RICHMOND, Va – Keith Culver is the kind of person that is careful with money. The former police officer checks his bank account daily and is careful with his personal information.
That’s why Culver was shocked when he looked at his checking account on his phone in May and saw a $500 withdraw in Towson, MD. Culver had been sitting at work in Henrico all day, and his debit card was in his wallet.
"I've never been to Towson, and I've been at work all day. How could I be there at six o'clock?!” said Culver, recounting his gut reaction to the missing money.
Culver and thousands of other customers had their debit card numbers stolen from the Virginia Credit Union ATM on Glenside Drive. Criminals had placed a skimming device on the machine, and Culver deposited a check at the ATM.
Skimmers are devices that crooks plant on ATMs, gas pumps, and sometimes cash registers. Once someone swipes their card, the device electronically stores the card’s information, which is then reloaded on a blank card. A hidden recording device is usually placed near the machine to pilfer a user’s pin number.
Skimming is one of the biggest threats to credit card industry right now, according to the U.S. Secret Service. Few people know the agency usually associated with protecting the president has been tasked with investigating access device fraud, like skimming, since 1984.
The Secret Service said the financial industry estimates the annual losses from skimming total more than $1 billion, which would equate to approximately $350,000 per day.
Culver said Virginia Credit Union worked quickly to get his money back and find out what happened; however, the embarrassment that a former police officer missed a skimming device, right in front of his eyes, still lingers.
"It tells me that this is how sophisticated these devices are becoming,” said Culver.
Douglas Mease is the special agent in charge of the Richmond Field Office of the Secret Service. Mease showed CBS 6 reporter Jake Burns more than a dozen kinds of devices skimmers are now using. Most are designed to look like they are part of an ATM or gas pump.
Mease said even though they are very hard to spot and are sophisticated pieces of equipment, their method of attachment can be anything but.
“Give [an ATM card slot] a good tug because frankly sometimes [skimming devices] are fastened with double sided tape,” said Mease.
Crooks install cameras at ATMs or gas pump by attaching a metal bar with a pinhole drilled in it directly over the machine’s keypad. This allows the criminals to record a customer punching in their pin number.
The stolen information is then encoded on plastic cards that only need a magnetic strip to work, according to Mease.
ATM’s and gas pumps are easy targets because crooks can slip in quickly, install a device, and steal the information from thousands of cards in a short timeframe, according to experts.

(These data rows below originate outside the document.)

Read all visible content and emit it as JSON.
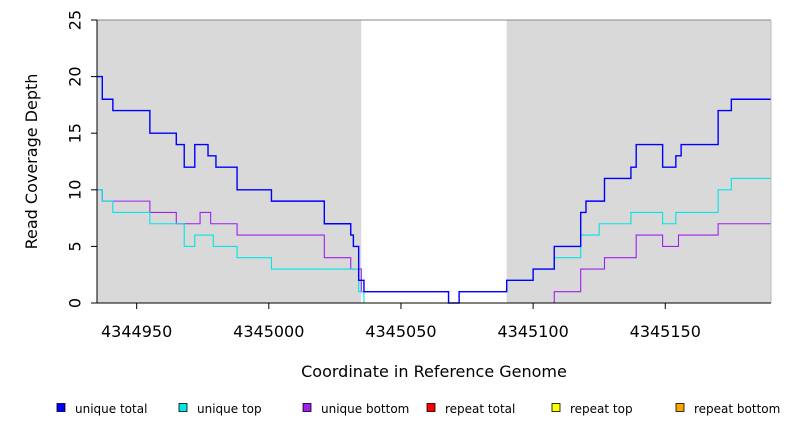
{
  "chart_data": {
    "type": "line",
    "xlabel": "Coordinate in Reference Genome",
    "ylabel": "Read Coverage Depth",
    "xlim": [
      4344935,
      4345190
    ],
    "ylim": [
      0,
      25
    ],
    "x_ticks": [
      4344950,
      4345000,
      4345050,
      4345100,
      4345150
    ],
    "y_ticks": [
      0,
      5,
      10,
      15,
      20,
      25
    ],
    "grid": false,
    "background_color": "#d9d9d9",
    "highlight_region": {
      "x": [
        4345035,
        4345090
      ],
      "color": "#ffffff"
    },
    "step": true,
    "series": [
      {
        "name": "unique total",
        "color": "#0000ff",
        "points": [
          [
            4344935,
            20
          ],
          [
            4344937,
            18
          ],
          [
            4344941,
            17
          ],
          [
            4344955,
            15
          ],
          [
            4344965,
            14
          ],
          [
            4344968,
            12
          ],
          [
            4344972,
            14
          ],
          [
            4344977,
            13
          ],
          [
            4344980,
            12
          ],
          [
            4344988,
            10
          ],
          [
            4345001,
            9
          ],
          [
            4345021,
            7
          ],
          [
            4345031,
            6
          ],
          [
            4345032,
            5
          ],
          [
            4345034,
            2
          ],
          [
            4345036,
            1
          ],
          [
            4345068,
            0
          ],
          [
            4345072,
            1
          ],
          [
            4345090,
            2
          ],
          [
            4345100,
            3
          ],
          [
            4345108,
            5
          ],
          [
            4345118,
            8
          ],
          [
            4345120,
            9
          ],
          [
            4345127,
            11
          ],
          [
            4345137,
            12
          ],
          [
            4345139,
            14
          ],
          [
            4345149,
            12
          ],
          [
            4345154,
            13
          ],
          [
            4345156,
            14
          ],
          [
            4345170,
            17
          ],
          [
            4345175,
            18
          ],
          [
            4345190,
            18
          ]
        ]
      },
      {
        "name": "unique top",
        "color": "#00e5e5",
        "points": [
          [
            4344935,
            10
          ],
          [
            4344937,
            9
          ],
          [
            4344941,
            8
          ],
          [
            4344955,
            7
          ],
          [
            4344964,
            7
          ],
          [
            4344968,
            5
          ],
          [
            4344972,
            6
          ],
          [
            4344979,
            5
          ],
          [
            4344988,
            4
          ],
          [
            4345001,
            3
          ],
          [
            4345021,
            3
          ],
          [
            4345031,
            3
          ],
          [
            4345034,
            1
          ],
          [
            4345036,
            0
          ],
          [
            4345072,
            1
          ],
          [
            4345090,
            2
          ],
          [
            4345100,
            3
          ],
          [
            4345108,
            4
          ],
          [
            4345118,
            6
          ],
          [
            4345125,
            7
          ],
          [
            4345137,
            8
          ],
          [
            4345149,
            7
          ],
          [
            4345154,
            8
          ],
          [
            4345170,
            10
          ],
          [
            4345175,
            11
          ],
          [
            4345190,
            11
          ]
        ]
      },
      {
        "name": "unique bottom",
        "color": "#a020f0",
        "points": [
          [
            4344935,
            10
          ],
          [
            4344937,
            9
          ],
          [
            4344955,
            8
          ],
          [
            4344965,
            7
          ],
          [
            4344974,
            8
          ],
          [
            4344978,
            7
          ],
          [
            4344988,
            6
          ],
          [
            4345021,
            4
          ],
          [
            4345031,
            3
          ],
          [
            4345035,
            1
          ],
          [
            4345068,
            0
          ],
          [
            4345100,
            0
          ],
          [
            4345108,
            1
          ],
          [
            4345118,
            3
          ],
          [
            4345127,
            4
          ],
          [
            4345139,
            6
          ],
          [
            4345149,
            5
          ],
          [
            4345155,
            6
          ],
          [
            4345170,
            7
          ],
          [
            4345190,
            7
          ]
        ]
      },
      {
        "name": "repeat total",
        "color": "#ff0000",
        "points": [
          [
            4344935,
            0
          ],
          [
            4345190,
            0
          ]
        ]
      },
      {
        "name": "repeat top",
        "color": "#ffff00",
        "points": [
          [
            4344935,
            0
          ],
          [
            4345190,
            0
          ]
        ]
      },
      {
        "name": "repeat bottom",
        "color": "#ffa500",
        "points": [
          [
            4344935,
            0
          ],
          [
            4345190,
            0
          ]
        ]
      }
    ],
    "legend_position": "bottom"
  }
}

“There's no individual profile of a skimmer,” said Mease. “We see it from individuals in general all the way to organized groups.”
Skimming cases are on the rise nationally, so there are several protections you can take avoid becoming a victim.
- Always inspect an ATM before swiping your card. If something looks out of place, do not use it and contact the bank immediately.
- Since skimming devices can be hard to spot, experts suggest putting your hand over the keypad every time you punch in your pin. If there is a camera you cannot see, that should obstruct its view.
- Experts suggest never using your debit card at gas pumps. They are major targets for skimmers, and devices can be installed inside the door of the pump without the business’ knowledge. This kind of device is almost impossible to spot.
- At retail stores and restaurants, never let your debit card out of your sight. Usually, skimming at those kinds of businesses involve a collusive employee. Keeping a close eye on your card can prevent problems.
- Regularly monitor your bank account for fraudulent charges or withdraws. The quicker you notify your bank about a problem, the quicker they can get your money back and prevent more customers from becoming victims. The longer you wait to report issues, the hard this process can become, experts said.
The threat of the unknown was one of the worst parts of being victimized for Keith Culver. Culver said he hopes debit card users keep the proper procedures in mind each time they pull their card from their wallet or purse.
“With things like [skimming], you don't know who did it or why they did it,” said Culver. “Unless you know what you're looking for and you can spot it, you'll never know you're a victim until you've lost money."